As others have said, this only works if you have a Google (and possibly other sites) referrer. If you go directly to http://www.experts-exchange.com/Software/Server_Software/Email_Servers/Exchange/Q_23968962.html, you will not see any answers at the bottom. If you go to http://www.google.com/search?q=Exchange+2007+shell+cmd+to+show+mailbox+sizes+in+a+store%3F+site%3Aexperts-exchange.com and click through on the first result, then you'll see the answer at the bottom. If you then go directly to http://www.experts-exchange.com/Software/Server_Software/Email_Servers/Exchange/Q_23968962.html again, you will once again not see any answers at the bottom.
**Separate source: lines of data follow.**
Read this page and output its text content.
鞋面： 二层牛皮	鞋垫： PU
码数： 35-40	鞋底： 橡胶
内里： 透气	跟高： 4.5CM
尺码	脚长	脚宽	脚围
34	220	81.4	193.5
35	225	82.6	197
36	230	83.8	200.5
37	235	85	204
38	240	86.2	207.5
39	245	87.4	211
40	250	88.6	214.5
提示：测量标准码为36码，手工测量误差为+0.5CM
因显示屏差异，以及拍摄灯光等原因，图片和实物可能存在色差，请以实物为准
When I saw the headline of this article, experts-exchange.com is the first thing I thought of. More often than not, whatever question I'm Googling is answered by one (or more) of the five links before EE or the five after. Now that I know you can still see the answers at the bottom, perhaps my first step when I see EE in the results won't be to search again with "-site:experts-exchange.com" added on. As far as I'm concerned, EE is using a paywall on their search results, and hiding the answers at the bottom solely to avoid getting removed from Google. They even have a cute little "Tired of scrolling?" ad at the bottom next to the answers which isn't there on the direct page. Even though I can now see the answers, I dislike the practice, and it has thus far kept me from even giving the site a second look.
I didn't realize that you could cover the cost of subscription by answering questions, so I'll probably do that just to have the access handy for when a problem does come up. I do enough free tech support on my site and other forums, so I might as well answer a few questions at EE and "get something" for it. Again, this decision is based on your post, whereas EE's site has conditioned me to simply click "Back" or "X" when I stumble upon one of their pages while trying to solve a problem, or just completely exclude their domain from my searches. While I'm sure there are smarter people out there, I am generally considered quite knowledgeable and helpful, and yet I'm the kind of person EE is alienating. Based on the other comments here, I'm not the only one (and while /.ers might not be the most friendly people in general, they're probably more knowledgeable about tech issues than average).